Greig Jackson (Paralympian #146) is known as ‘The Surgeon’. It’s the perfect handle for the Kiwi maestro of such a precision sport, Boccia. He’s currently New Zealand’s number one BC3 Boccia player.
When asked how he approaches playing Boccia he said, “I like to be aggressive. Once I’m on the court, I’m not thinking about anything else apart from winning the game. It’s the concentration that makes it physically tiring. Each game takes about an hour – there are four ends that normally take about 15 minutes each. I have to stay very focused throughout, both on executing my own game as well as watching and deducing what my opponent is trying to set up.”
Jackson recently won a bronze medal at last year’s Chinese Taipei Regional Open in Taiwan becoming the first person to win an individual Boccia medal for New Zealand, having dominated the sport nationally for the past 19 years and representing New Zealand at the Athens 2004 and Beijing 2008 Paralympic Games.
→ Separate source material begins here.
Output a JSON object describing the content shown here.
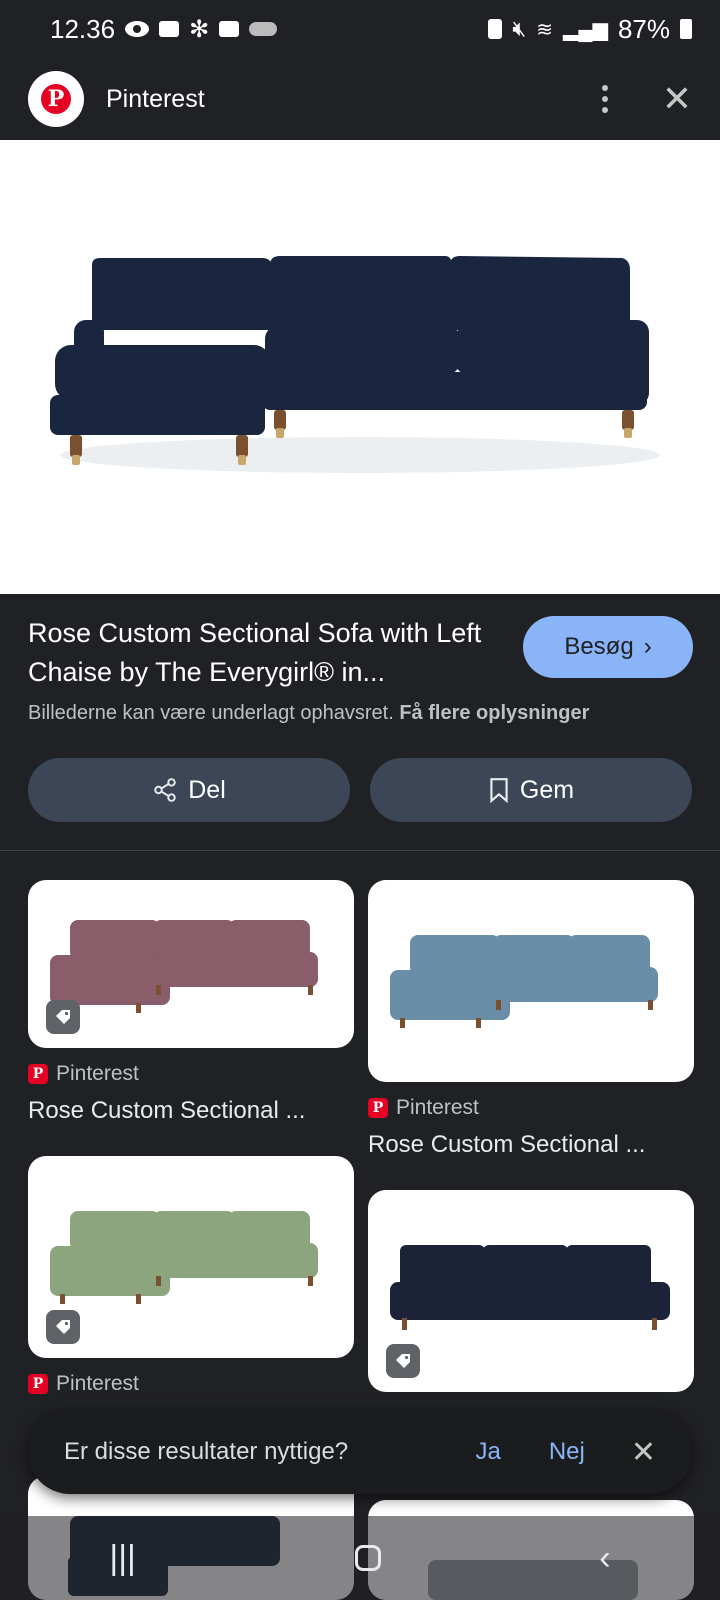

PNZ has now staged 6 events (Auckland, Whangarei, Hamilton, Tauranga, New Plymouth and Palmerston North) and will stage a further 6 community events around the country, within the communities that have so openly supported their Paralympic heroes over the past 50 years. The project has been made possible thanks to funding and support from the New Zealand Lottery Grants Board, New Zealand Chambers of Commerce and Toyota New Zealand.
Following the Celebration Project community event, the Paralympics New Zealand team will stay on in Palmerston North throughout Friday 1 and Saturday 2 November (10am to 4pm) opening and sharing the Para Sport Pop Up with the public at The Square.
The Para Sport Pop Up, a new and innovative initiative is travelling around New Zealand in the lead up to the Tokyo 2020 Paralympics, telling the story of New Zealand’s 50-year Paralympic history, increasing awareness of Para sport and positively influencing community perceptions of disabled people. The Pop Up includes a variety of fun activities such as blind football VR experience, hand cycle challenge, give Wheelchair basketball a go, show your support of the New Zealand Paralympic Team!
Paralympians who attended the event included:
Paralympian #146 Greig Jackson
Greig started playing Boccia in the early 2000s where he showed his potential with his strong ability to read the game. He was quickly nicknamed “The Surgeon” due to his exceptional ability to clinically redistribute the spread of balls to his advantage. Winning a bronze medal at last year’s Chinese Taipei Regional Open in Taiwan, Greig became the first person to win an individual boccia medal for New Zealand. Currently ranked 47th in the world, he’s been as high as seventh. Greig competed at two Paralympic Games: Athens 2004 and Beijing 2008 where he represented New Zealand both as an individual and in a team. Having more than 90 international caps, Greig is considered one of the best New Zealand Boccia players. Greig is here today with his right-hand man in the sport for more than a decade, Bruce Bycroft.
A feature story on Greig can be found here.
Paralympian #151 Sarah Powell
Sarah represented New Zealand and made her Paralympic debut at the Athens 2004 Paralympic Games. During her time in Athens, she reached the final and achieved a personal best time in the Women’s 400m freestyle S9. In 2005 Sarah received a Prime Minister’s Athlete Scholarship to further her studies. Sarah now lives in Hastings and works as an Account Manager.